The amazing Jason stayed by my side at the hospital, sleeping (or attempting to sleep) in a non-reclining chair, which frankly doesn’t seem possible at all. But I dearly appreciated his company as I transitioned out of the weird post-surgery twilight into the early steps of recovery.

Now that I’m home, I’m totally focused on recovery. The main things are regaining my steadiness, balance, and coordination. There are subtle changes that I’m noticing, like how my handwriting looks different, though I am very pleased to see that I can still knit. Overall, I’m having to learn to move at turtle pace, rather than my preferred lighting speed. An interesting perspective shift which is probably a good life lesson. As always, I’m not sure why I have to find such hard ways to learn these lessons.

I am looking forward to tapering off these steroids and the messed up sleep and puffiness they bring.


Check out my amazing post-surgery hairdo! My Mum spent a solid hour soaking out the glue that had held the sensors in place, and which had dried into gooey, itchy chunks. She is staying with us for a bit and her help has been invaluable (far beyond just getting glue out of my hair).

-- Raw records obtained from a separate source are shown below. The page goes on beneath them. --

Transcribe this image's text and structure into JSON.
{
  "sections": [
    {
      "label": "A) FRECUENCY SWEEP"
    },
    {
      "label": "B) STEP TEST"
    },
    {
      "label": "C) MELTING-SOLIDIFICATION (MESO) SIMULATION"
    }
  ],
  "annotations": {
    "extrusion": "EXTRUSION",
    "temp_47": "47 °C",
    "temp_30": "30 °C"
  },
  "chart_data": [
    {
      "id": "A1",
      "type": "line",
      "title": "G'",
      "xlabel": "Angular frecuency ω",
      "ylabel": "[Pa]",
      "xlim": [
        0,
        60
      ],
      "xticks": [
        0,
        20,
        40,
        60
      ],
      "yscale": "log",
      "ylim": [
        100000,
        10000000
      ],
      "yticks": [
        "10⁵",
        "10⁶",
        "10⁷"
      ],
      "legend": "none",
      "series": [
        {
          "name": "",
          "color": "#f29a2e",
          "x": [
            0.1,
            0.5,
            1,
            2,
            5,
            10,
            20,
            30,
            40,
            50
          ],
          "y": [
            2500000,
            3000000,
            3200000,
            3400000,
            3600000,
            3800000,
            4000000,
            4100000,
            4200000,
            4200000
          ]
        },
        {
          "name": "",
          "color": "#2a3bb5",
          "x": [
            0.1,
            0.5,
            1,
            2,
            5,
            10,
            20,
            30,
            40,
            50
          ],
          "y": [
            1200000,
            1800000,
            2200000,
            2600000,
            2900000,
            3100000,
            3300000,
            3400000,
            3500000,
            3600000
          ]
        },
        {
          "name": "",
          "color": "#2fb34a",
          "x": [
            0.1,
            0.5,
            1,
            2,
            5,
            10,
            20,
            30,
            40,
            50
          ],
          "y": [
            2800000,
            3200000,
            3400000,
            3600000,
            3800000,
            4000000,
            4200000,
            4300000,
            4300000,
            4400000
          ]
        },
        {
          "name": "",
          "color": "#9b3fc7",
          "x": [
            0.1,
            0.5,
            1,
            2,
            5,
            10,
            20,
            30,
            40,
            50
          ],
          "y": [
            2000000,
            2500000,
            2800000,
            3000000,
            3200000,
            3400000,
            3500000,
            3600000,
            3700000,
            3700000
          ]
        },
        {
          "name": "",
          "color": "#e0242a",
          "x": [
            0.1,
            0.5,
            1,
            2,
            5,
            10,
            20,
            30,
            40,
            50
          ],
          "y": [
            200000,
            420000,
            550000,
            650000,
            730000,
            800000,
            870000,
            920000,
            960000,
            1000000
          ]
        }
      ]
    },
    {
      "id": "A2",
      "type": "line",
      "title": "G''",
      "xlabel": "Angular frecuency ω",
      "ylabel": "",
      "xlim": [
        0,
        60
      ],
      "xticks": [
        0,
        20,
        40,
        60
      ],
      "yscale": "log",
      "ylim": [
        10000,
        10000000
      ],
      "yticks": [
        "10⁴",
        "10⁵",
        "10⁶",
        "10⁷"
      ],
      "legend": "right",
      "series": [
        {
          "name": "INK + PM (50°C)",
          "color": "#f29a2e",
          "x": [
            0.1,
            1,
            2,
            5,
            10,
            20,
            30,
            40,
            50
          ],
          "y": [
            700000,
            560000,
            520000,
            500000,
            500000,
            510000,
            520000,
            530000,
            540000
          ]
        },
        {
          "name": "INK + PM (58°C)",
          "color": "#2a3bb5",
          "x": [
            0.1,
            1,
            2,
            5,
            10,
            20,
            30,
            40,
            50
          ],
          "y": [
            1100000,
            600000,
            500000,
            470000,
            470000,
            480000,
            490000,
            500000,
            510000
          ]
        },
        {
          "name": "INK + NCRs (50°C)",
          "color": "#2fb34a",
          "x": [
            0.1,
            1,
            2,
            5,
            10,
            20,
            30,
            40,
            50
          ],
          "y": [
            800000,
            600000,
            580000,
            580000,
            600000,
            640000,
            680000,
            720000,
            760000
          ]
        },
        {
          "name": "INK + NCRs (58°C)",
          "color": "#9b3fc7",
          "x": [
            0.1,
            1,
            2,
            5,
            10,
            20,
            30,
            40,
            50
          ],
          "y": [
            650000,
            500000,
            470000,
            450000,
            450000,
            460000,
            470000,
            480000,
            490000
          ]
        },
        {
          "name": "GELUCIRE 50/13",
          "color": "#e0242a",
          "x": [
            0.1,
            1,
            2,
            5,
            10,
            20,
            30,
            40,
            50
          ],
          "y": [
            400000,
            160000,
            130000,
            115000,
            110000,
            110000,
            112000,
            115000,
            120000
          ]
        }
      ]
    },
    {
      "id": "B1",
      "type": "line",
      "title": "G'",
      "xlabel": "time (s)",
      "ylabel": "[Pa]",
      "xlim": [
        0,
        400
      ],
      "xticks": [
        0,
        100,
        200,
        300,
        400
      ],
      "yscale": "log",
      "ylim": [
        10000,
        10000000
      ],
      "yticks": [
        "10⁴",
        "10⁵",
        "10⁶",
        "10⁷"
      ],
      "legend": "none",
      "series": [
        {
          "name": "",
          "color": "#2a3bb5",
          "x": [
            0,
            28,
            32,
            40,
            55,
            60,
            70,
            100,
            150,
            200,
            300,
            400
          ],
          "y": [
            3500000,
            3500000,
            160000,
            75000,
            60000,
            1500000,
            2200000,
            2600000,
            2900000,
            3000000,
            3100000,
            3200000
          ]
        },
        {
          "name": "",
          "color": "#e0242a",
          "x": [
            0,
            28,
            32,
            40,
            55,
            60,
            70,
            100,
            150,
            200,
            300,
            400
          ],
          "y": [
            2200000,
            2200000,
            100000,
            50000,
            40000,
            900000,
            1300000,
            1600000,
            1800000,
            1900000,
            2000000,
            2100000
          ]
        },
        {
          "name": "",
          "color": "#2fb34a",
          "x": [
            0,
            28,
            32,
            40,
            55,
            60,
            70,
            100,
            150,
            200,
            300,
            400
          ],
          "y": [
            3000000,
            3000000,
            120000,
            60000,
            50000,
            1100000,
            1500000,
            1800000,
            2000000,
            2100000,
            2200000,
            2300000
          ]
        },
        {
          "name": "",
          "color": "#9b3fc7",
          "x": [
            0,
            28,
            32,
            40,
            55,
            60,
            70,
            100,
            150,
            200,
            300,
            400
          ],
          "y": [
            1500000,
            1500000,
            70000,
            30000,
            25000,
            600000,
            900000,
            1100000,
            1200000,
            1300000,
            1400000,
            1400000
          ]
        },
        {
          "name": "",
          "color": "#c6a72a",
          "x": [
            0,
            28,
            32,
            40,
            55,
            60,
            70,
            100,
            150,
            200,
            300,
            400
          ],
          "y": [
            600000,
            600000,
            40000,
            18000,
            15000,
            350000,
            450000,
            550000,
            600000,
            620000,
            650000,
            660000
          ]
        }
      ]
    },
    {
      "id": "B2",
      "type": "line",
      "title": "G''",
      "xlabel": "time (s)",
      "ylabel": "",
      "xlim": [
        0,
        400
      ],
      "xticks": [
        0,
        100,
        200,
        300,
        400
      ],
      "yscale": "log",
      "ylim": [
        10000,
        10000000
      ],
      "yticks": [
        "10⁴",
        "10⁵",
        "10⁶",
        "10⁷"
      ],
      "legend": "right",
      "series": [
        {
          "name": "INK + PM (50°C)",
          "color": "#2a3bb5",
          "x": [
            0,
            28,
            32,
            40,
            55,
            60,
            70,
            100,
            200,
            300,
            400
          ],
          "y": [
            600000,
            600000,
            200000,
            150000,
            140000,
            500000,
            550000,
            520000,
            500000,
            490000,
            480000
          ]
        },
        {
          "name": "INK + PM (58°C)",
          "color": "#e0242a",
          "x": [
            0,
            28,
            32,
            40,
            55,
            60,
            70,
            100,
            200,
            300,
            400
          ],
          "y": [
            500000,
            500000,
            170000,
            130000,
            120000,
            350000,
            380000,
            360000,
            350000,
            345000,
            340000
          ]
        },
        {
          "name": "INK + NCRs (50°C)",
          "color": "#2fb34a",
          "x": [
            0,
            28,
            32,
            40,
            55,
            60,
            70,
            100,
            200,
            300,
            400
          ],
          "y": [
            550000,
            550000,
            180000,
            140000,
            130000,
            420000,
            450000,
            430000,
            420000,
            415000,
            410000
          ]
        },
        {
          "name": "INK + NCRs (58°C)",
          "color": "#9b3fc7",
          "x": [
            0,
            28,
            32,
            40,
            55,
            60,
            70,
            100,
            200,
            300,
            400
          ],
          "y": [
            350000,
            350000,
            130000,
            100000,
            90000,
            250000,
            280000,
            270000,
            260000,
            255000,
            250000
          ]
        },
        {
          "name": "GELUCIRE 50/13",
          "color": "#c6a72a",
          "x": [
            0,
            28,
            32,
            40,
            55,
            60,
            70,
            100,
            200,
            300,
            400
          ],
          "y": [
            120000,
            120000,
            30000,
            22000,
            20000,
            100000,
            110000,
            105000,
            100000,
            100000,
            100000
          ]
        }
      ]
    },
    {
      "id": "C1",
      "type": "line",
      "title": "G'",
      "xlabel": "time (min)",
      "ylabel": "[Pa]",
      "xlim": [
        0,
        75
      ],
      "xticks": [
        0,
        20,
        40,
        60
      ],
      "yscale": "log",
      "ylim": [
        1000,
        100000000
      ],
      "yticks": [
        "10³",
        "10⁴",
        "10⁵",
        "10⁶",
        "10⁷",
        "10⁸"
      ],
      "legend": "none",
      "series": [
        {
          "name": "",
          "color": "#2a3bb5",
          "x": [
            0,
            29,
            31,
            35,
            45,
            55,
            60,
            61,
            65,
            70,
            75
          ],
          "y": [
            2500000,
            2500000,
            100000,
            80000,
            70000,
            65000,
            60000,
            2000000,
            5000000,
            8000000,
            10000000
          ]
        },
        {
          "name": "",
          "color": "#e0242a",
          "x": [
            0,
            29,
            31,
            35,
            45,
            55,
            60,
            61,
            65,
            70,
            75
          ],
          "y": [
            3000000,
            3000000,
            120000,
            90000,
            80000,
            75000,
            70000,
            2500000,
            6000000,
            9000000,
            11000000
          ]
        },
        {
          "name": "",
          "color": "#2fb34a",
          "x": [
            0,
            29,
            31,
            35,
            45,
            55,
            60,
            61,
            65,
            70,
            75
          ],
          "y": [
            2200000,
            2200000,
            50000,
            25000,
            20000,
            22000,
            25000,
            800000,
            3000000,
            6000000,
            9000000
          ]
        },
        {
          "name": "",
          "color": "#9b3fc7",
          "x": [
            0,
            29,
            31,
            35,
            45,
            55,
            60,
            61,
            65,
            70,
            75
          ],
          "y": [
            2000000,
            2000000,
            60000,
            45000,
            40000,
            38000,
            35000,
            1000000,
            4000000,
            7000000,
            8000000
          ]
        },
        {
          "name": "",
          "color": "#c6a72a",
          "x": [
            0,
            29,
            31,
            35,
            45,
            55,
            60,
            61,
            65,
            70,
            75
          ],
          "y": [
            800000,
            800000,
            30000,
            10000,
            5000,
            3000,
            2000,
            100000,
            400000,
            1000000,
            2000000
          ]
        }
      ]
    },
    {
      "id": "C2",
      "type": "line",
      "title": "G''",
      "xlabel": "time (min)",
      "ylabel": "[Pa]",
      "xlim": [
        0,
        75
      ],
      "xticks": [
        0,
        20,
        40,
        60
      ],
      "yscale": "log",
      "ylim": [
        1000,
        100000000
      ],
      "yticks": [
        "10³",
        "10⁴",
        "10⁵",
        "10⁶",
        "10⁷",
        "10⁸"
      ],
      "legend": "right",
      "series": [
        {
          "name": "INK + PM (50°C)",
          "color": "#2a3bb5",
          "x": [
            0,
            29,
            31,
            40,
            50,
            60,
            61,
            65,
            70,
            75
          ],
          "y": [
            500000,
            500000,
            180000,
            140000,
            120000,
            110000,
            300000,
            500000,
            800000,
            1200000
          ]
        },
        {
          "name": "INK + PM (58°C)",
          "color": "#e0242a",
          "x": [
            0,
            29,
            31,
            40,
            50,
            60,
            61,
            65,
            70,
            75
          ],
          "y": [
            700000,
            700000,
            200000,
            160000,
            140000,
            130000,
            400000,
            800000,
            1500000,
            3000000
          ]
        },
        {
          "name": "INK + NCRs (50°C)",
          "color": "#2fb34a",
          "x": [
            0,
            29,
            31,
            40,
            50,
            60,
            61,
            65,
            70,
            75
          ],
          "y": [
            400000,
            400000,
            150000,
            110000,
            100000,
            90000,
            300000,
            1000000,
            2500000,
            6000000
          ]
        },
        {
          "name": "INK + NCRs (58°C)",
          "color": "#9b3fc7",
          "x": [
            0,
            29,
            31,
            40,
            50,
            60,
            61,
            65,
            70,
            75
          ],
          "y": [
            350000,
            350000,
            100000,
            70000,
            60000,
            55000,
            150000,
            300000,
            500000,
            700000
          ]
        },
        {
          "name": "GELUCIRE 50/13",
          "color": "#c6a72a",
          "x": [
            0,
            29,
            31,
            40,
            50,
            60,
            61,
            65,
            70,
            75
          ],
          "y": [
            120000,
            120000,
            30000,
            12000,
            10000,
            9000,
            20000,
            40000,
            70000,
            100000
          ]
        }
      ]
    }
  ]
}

The support from folks has been absolutely vital and humbling. The meals, the puzzle books, the well-wishes and prayers. All of these have allowed me to focus on healing, knowing I have a community pitching in to help! If you still want to sign up, I’ve added a few more meal requests to the Lotsa Helping Hands site. We are the “Tomalia Support Team” and our zip code is 48104.

8 comments:

Robin said...

Wishing you a speedy recovery and good news from pathology. One day at a time. Thinking of you and keeping you in my thoughts and prayers.

Deb Factor said...

Your strength, courage and determination are amazing! You and your utterly amazing family are in my heart and mind. Be strong (you are) and get well (you will).

Patricia Z. said...

Sending love to you and all your family, Tori!

Katie S said...

Sending healing thoughts, love & hugs.

KP said...

Pleased to hear it went well. Praying for more good news and a smooth recovery.

Unknown said...

You are an amazingly strong and Corageous woman. Much love to you and your family. Your always in my prayers.

Anonymous said...

I know your strength will carry you through.. heal fast.
Wish you well.

dearmaizie said...

I tried posting yesterday, but I guess it didn't go through.

So glad you're home, Tori. Sounds like you're doing well, too, though that doesn't surprise me.

When I was dxed 3 yrs ago I searched the Web for support, I guess. I found your blog and was so inspired by your story. I've followed you ever since and continue to be amazed and inspired by your strength and grace.